There might be the need to have a pipeline of classifiers, a first classifier will predict the identity of each comment, this will become a feature for the ensamble of classifiers and used to calculate the weight for their score based on the predicted identity of the comment.

There will be different models suitable for classification and during this phase I will have to evaluate the ML algorithm to use. Deep Neural Networks like CNN and LSTM are some that I'm considering to evaluate. 

**Convolutional neural network** are suitable when data has positional information.

**Long Short Term Memory neural network**, like RNNs are designed to use sequential data, when the current step has some kind of relation with the previous steps and they are designed to remember things in the long term. [$^{[cit.Quora]}$](https://www.quora.com/Where-does-each-type-of-neural-network-RNN-CNN-LSTM-etc-excel)

While sentiment analysis might not need information of position of words, I believe considering the position of words will improve the accuracy across all the [different identities](https://www.kaggle.com/c/jigsaw-unintended-bias-in-toxicity-classification/data) and will help with unintended bias (e.g. "is an offensive word being use to quote someone else's comment" or "is the tone demeaning without the use of any particular offensive word" etc.)


### 5. Training, evaluation and fine tuning the model

Having defined a suitable model, probably the hardest part will be evaluation and fine tuning of the model.
Techniques like Grid-search can help choose more suitable hyperparameters however this process is painstakingly long.

### 6. Kaggle submission

It is tempting to submit to Kaggle frequently to evaluate the performance against Jigsaw's scoring and optimise the model against this score.

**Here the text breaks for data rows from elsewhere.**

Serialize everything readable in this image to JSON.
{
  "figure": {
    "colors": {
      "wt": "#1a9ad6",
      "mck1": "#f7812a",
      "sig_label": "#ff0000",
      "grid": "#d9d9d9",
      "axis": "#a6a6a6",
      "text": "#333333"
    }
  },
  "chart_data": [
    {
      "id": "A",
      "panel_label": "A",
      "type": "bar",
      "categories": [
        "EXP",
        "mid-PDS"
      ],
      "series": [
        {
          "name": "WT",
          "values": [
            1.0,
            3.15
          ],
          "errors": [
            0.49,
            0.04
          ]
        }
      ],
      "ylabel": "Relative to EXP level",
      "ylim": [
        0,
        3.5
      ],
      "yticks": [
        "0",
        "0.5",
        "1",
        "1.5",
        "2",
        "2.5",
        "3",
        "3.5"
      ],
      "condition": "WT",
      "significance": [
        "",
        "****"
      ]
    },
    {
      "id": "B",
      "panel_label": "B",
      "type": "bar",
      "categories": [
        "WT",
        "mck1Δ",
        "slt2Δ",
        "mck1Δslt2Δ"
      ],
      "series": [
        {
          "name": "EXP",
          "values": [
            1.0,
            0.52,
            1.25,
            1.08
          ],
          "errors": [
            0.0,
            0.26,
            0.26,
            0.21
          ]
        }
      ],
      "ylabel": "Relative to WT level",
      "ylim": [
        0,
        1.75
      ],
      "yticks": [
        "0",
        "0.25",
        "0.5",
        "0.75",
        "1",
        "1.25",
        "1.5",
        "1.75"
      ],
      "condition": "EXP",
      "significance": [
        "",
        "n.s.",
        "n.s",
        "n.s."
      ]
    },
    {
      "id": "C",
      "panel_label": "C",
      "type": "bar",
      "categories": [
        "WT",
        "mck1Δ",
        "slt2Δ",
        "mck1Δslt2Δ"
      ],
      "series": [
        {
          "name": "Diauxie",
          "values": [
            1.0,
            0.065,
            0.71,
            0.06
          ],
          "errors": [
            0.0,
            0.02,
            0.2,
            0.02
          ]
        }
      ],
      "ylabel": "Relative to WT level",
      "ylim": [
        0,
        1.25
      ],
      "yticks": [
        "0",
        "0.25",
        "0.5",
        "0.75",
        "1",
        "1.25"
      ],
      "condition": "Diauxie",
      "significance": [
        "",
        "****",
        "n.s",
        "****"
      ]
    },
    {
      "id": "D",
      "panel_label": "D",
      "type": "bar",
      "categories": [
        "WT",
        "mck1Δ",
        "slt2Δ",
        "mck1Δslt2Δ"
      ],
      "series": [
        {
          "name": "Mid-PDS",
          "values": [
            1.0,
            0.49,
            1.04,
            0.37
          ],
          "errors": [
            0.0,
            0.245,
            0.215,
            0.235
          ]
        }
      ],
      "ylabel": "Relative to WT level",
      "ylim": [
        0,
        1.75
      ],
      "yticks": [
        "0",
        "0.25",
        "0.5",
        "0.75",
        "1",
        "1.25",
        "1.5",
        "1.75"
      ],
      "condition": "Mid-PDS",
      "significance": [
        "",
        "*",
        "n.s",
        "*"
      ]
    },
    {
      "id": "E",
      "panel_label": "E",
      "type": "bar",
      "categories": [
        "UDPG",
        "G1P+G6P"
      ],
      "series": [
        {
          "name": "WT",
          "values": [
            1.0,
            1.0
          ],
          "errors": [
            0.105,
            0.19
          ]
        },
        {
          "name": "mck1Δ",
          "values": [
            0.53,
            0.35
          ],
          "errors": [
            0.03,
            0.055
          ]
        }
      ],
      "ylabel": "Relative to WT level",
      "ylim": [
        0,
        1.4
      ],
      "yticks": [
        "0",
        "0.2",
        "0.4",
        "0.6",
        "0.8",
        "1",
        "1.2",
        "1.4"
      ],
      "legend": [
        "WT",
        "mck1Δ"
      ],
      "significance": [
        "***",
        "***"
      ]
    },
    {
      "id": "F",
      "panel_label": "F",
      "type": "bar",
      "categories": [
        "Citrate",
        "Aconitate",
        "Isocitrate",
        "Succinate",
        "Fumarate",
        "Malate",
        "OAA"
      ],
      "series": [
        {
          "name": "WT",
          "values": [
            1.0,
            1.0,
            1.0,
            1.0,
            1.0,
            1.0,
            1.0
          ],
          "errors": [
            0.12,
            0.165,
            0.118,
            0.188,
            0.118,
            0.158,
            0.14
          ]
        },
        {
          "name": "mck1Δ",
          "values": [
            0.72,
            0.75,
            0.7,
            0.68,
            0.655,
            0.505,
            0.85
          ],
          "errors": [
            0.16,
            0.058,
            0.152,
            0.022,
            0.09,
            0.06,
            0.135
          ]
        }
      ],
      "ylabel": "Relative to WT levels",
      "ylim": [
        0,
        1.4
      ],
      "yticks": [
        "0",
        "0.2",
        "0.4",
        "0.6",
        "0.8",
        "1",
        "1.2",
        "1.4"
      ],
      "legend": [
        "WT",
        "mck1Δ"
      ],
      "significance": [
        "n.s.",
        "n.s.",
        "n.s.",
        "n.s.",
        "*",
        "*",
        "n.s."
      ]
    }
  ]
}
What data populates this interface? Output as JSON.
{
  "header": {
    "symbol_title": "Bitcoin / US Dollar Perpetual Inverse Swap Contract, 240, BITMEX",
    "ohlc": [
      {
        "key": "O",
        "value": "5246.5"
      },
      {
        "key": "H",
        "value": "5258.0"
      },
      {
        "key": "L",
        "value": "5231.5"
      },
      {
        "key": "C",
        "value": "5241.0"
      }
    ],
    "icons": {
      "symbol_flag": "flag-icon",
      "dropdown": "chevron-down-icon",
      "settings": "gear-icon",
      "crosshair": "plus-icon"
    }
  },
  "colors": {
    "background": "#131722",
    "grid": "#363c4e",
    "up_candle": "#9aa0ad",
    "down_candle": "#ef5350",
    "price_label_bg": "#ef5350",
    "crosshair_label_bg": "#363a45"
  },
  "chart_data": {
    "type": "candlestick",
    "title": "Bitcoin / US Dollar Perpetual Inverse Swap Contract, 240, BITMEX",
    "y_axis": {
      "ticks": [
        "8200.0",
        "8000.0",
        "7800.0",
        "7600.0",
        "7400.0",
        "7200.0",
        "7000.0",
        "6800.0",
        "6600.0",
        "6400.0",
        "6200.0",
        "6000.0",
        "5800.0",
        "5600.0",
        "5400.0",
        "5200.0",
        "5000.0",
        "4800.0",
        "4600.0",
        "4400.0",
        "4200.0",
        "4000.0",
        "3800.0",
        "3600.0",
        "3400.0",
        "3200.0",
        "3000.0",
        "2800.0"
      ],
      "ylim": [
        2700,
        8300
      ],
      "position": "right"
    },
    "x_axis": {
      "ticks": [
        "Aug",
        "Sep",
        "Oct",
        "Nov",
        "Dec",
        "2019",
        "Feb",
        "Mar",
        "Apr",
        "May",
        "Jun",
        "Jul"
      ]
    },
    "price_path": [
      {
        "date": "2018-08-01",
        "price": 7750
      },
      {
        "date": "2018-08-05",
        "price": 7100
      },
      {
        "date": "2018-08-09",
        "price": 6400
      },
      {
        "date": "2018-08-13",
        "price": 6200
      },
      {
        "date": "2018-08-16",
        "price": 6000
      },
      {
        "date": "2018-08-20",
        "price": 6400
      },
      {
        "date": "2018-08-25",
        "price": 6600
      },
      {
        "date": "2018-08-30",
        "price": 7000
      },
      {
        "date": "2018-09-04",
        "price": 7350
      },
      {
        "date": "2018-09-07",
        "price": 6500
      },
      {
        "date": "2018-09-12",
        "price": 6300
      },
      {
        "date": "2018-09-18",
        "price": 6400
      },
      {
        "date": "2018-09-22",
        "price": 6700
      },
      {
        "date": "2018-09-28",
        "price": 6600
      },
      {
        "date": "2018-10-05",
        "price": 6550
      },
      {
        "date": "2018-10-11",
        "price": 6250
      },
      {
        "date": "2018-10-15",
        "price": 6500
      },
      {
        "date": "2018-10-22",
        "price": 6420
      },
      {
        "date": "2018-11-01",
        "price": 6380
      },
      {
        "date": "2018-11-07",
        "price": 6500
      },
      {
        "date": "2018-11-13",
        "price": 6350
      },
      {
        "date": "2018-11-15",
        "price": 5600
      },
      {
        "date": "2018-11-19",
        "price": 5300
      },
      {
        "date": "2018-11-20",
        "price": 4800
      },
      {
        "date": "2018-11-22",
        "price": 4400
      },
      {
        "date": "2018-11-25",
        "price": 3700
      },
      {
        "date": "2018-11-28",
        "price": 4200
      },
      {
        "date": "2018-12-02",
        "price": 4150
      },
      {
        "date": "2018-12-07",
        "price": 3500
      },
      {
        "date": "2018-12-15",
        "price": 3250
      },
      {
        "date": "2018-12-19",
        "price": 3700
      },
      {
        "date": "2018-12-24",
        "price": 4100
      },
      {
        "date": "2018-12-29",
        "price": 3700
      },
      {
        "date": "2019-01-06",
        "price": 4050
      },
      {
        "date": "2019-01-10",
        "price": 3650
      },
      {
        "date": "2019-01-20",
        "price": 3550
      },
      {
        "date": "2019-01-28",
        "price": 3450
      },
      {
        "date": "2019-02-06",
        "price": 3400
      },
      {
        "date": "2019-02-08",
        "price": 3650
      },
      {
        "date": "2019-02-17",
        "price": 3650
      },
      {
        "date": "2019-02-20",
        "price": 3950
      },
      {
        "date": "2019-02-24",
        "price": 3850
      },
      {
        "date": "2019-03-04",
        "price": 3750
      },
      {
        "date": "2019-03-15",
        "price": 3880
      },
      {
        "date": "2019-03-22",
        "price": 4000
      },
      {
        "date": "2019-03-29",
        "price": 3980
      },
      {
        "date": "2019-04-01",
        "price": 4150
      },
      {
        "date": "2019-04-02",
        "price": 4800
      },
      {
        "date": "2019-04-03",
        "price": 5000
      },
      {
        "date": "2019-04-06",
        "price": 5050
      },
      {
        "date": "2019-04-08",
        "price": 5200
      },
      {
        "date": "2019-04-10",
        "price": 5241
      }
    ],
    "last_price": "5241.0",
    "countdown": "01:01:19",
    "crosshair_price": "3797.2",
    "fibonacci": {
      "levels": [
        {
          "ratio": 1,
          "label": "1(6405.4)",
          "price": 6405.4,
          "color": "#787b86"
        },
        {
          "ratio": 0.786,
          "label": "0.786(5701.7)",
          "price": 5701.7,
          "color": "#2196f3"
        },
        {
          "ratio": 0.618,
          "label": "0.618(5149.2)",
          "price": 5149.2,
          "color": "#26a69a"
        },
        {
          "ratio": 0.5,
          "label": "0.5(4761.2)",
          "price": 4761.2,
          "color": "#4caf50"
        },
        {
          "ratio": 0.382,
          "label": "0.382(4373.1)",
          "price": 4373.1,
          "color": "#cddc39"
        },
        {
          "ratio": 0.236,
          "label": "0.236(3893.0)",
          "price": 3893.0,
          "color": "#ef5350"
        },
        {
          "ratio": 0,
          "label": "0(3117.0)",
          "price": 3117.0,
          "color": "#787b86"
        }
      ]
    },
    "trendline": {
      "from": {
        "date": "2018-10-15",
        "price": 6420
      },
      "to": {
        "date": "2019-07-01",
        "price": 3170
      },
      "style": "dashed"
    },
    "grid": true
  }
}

There is various evidence that this is not a winning strategy, in fact there is a chance of slowly overfitting the model on this test set, it might become a good predictor of the test set but it will not be able to generalise. [$^{[ref.Kaggle]}$](http://blog.kaggle.com/2012/07/06/the-dangers-of-overfitting-psychopathy-post-mortem/)

As such I shall refrain from making too many submission or being too fixated on the Kaggle leaderboard score.